Section 1. The Inventions and Ideas of Sakichi Toyoda
Item 6. Support for Development and Invention of Electricity Storage Devices
Donation of research grants and prize money towards invention of electricity storage devices
In 1925 Sakichi Toyoda asked the Imperial Institute of Invention and Innovation to investigate the conditions and methods for donating prize money in order to offer a one million yen prize for developing a revolutionary electricity storage device (storage battery).
This move was spurred by the first aerial circumnavigation of the earth by the United States Army Air Service in 1924, conducted in a Douglas aircraft and taking 351 hours and 11 minutes of flight time over 176 days from March 17 to September 28.1 Japan was on the flight path from the Aleutian Islands to Indochina and India.
Sakichi was inspired by this flight around the world, and came up with the idea of offering a monetary prize for invention of a storage battery for mobile use. Accordingly, he envisioned that the research should focus on a storage battery used to power automobiles and airplanes. However, development of such a storage device was extremely difficult, and as a result of the study by the Imperial Institute of Invention and Innovation it was decided to begin by offering research grants, and to offer the one million yen prize money when creation of such a device became more realistic.

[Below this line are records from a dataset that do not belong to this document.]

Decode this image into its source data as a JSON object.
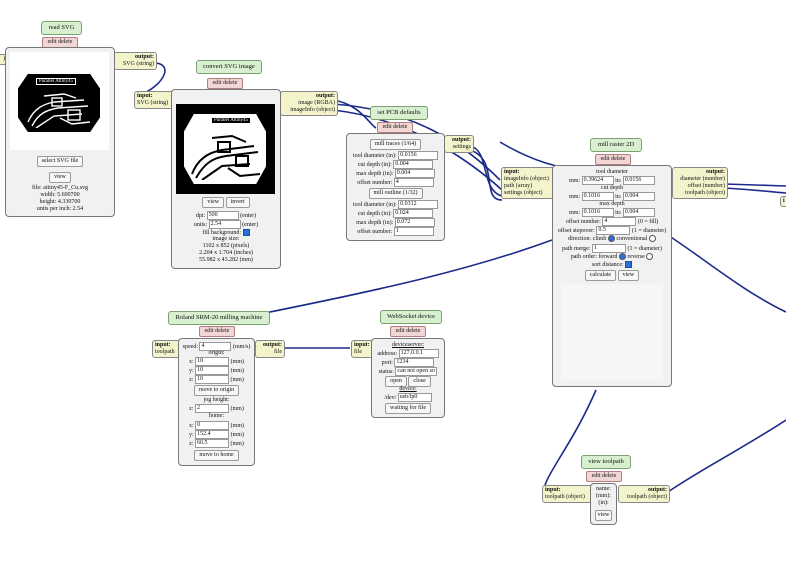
{
  "colors": {
    "wire": "#1c2a8a",
    "title_bg": "#d8efd0",
    "edit_bg": "#f2d6d6",
    "port_bg": "#f4f4cc",
    "module_bg": "#f1f1f1"
  },
  "common": {
    "edit_delete": "edit delete",
    "input": "input:",
    "output": "output:"
  },
  "read_svg": {
    "title": "read SVG",
    "output_type": "SVG (string)",
    "board_label": "Parallel Attiny45",
    "select_button": "select SVG file",
    "view_button": "view",
    "file": "file: attiny45-F_Cu.svg",
    "width": "width: 5.600700",
    "height": "height: 4.330700",
    "units": "units per inch: 2.54"
  },
  "convert_svg": {
    "title": "convert SVG image",
    "input_type": "SVG (string)",
    "output_types": [
      "image (RGBA)",
      "imageInfo (object)"
    ],
    "board_label": "Parallel Attiny45",
    "view_button": "view",
    "invert_button": "invert",
    "dpi_label": "dpi:",
    "dpi_value": "500",
    "dpi_hint": "(enter)",
    "units_label": "units:",
    "units_value": "2.54",
    "units_hint": "(enter)",
    "fill_label": "fill background:",
    "size_title": "image size:",
    "size_px": "1102 x 852 (pixels)",
    "size_in": "2.204 x 1.704 (inches)",
    "size_mm": "55.982 x 43.282 (mm)"
  },
  "pcb_defaults": {
    "title": "set PCB defaults",
    "output_type": "settings",
    "traces_button": "mill traces (1/64)",
    "outline_button": "mill outline (1/32)",
    "traces": [
      {
        "label": "tool diameter (in):",
        "value": "0.0156"
      },
      {
        "label": "cut depth (in):",
        "value": "0.004"
      },
      {
        "label": "max depth (in):",
        "value": "0.004"
      },
      {
        "label": "offset number:",
        "value": "4"
      }
    ],
    "outline": [
      {
        "label": "tool diameter (in):",
        "value": "0.0312"
      },
      {
        "label": "cut depth (in):",
        "value": "0.024"
      },
      {
        "label": "max depth (in):",
        "value": "0.072"
      },
      {
        "label": "offset number:",
        "value": "1"
      }
    ]
  },
  "mill_raster": {
    "title": "mill raster 2D",
    "input_types": [
      "imageInfo (object)",
      "path (array)",
      "settings (object)"
    ],
    "output_types": [
      "diameter (number)",
      "offset (number)",
      "toolpath (object)"
    ],
    "tool_diameter": "tool diameter",
    "td_mm": "0.39624",
    "td_in": "0.0156",
    "cut_depth": "cut depth",
    "cd_mm": "0.1016",
    "cd_in": "0.004",
    "max_depth": "max depth",
    "md_mm": "0.1016",
    "md_in": "0.004",
    "mm_label": "mm:",
    "in_label": "in:",
    "offset_number_label": "offset number:",
    "offset_number": "4",
    "offset_number_hint": "(0 = fill)",
    "stepover_label": "offset stepover:",
    "stepover": "0.5",
    "stepover_hint": "(1 = diameter)",
    "direction_label": "direction: climb",
    "direction_conventional": "conventional",
    "merge_label": "path merge:",
    "merge": "1",
    "merge_hint": "(1 = diameter)",
    "order_label": "path order: forward",
    "order_reverse": "reverse",
    "sort_label": "sort distance:",
    "calculate_button": "calculate",
    "view_button": "view"
  },
  "roland": {
    "title": "Roland SRM-20 milling machine",
    "input_type": "toolpath",
    "output_type": "file",
    "speed_label": "speed:",
    "speed": "4",
    "speed_unit": "(mm/s)",
    "origin": "origin:",
    "ox": "10",
    "oy": "10",
    "oz": "10",
    "mm": "(mm)",
    "move_origin": "move to origin",
    "jog": "jog height:",
    "jog_z": "2",
    "home": "home:",
    "hx": "0",
    "hy": "152.4",
    "hz": "60.5",
    "move_home": "move to home",
    "x": "x:",
    "y": "y:",
    "z": "z:"
  },
  "websocket": {
    "title": "WebSocket device",
    "input_type": "file",
    "deviceserver": "deviceserver:",
    "address_label": "address:",
    "address": "127.0.0.1",
    "port_label": "port:",
    "port": "1234",
    "status_label": "status:",
    "status": "can not open so",
    "open_button": "open",
    "close_button": "close",
    "device": "device:",
    "dev_label": "/dev/",
    "dev": "usb/lp0",
    "waiting_button": "waiting for file"
  },
  "view_toolpath": {
    "title": "view toolpath",
    "input_type": "toolpath (object)",
    "output_type": "toolpath (object)",
    "name_lines": [
      "name:",
      "(mm):",
      "(in):"
    ],
    "view_button": "view"
  },
  "left_stub": {
    "text": ")"
  },
  "right_stub": {
    "text": "i"
  }
}
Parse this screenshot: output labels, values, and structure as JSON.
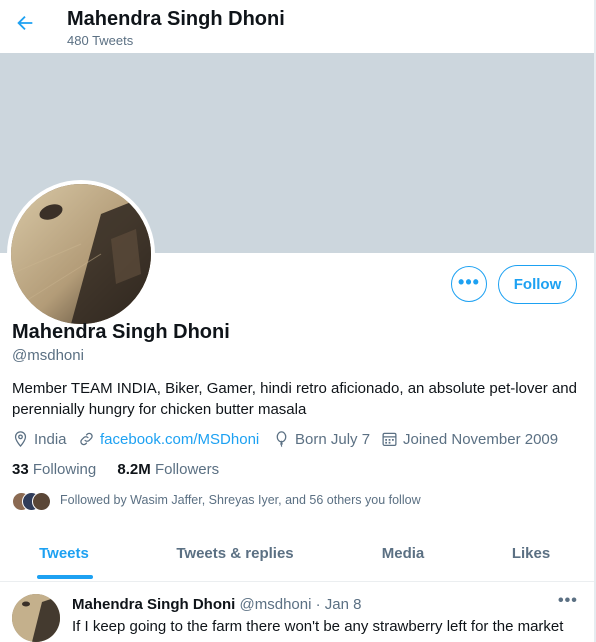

The contract Sakichi concluded with the Imperial Institute of Invention and Innovation on October 15, 1925 agreed to donate 500,000 yen to a fund over five years, and in the case where the annual interest of that fund was less than 30,000 yen, Sakichi would provide the difference. In addition, as a part of efforts to encourage development of a storage battery, the Toyoda Research Office would be established within the Imperial Institute of Invention and Innovation. This office would be the central body responsible for driving the effort to develop the required technology. The first recruitment for intermediate inventions took place in 1927, followed by a second recruitment in 1931 and a third stage in 1935.
Kiichiro inherited Sakichi’s expectations and thinking concerning storage batteries, and established a battery research laboratory in Shibaura, Tokyo and began storage battery production at the Shibaura Plant in 1939. Kiichiro also directed that development of an electric vehicle should start, and prototype production of the Model EC electric car equipped with a storage battery and non-combustion engine (motor) began in about 1940.